Goleiro de 41 anos não chegou a um acordo com a nova gestão e se despediu da Raposa. Foto: Gustavo Aleixo/Cruzeiro

Goleiro de 41 anos não chegou a um acordo com a nova gestão e se despediu da Raposa. Foto: Gustavo Aleixo/Cruzeiro

Ninguém nega que o Cruzeiro vive a pior crise de sua história, talvez a situação mais delicada que um clube dos chamados “grandes” do futebol brasileiro já viu na história. Ninguém discute que é preciso equilibrar as contas, pagar dívidas e colocar o futebol nos eixos. Ninguém questiona que a gestão profissional trazida pela SAF talvez seja a única salvação para um cenário tão catastrófico.

Dito isto, o Cruzeiro não poderia abrir mão, ou melhor, dispensar o goleiro, capitão e ídolo Fábio!  Não poderia. Ponto.
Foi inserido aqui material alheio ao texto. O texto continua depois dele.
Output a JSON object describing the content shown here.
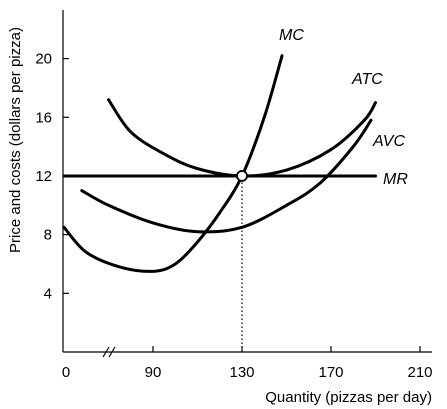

A saída do goleiro que ficou no clube por 14 anos ininterruptos (sem contar uma passagem mais curta antes de se firmar na Raposa) e que tem quase 1000 jogos com a camisa do Cruzeiro mostra de maneira clara que quando o futebol vira “apenas negócio”, torna-se um ambiente extremamente cruel e sem coração.

Negócio é negócio e não tem espaço para sentimento. Pode parecer irônico cobrar tanto profissionalismo no esporte que tanto amamos, mas criticar essa decisão da nova gestão cruzeirense. Mas no futebol o sentimento é fundamental.

O Cruzeiro não deveria manter o antigo contrato de Fábio se não tivesse condições de pagar. Mas o goleiro abriu a porta para se readequar à nova realidade do clube. Fábio queria ficar! Queria participar da reestruturação do clube.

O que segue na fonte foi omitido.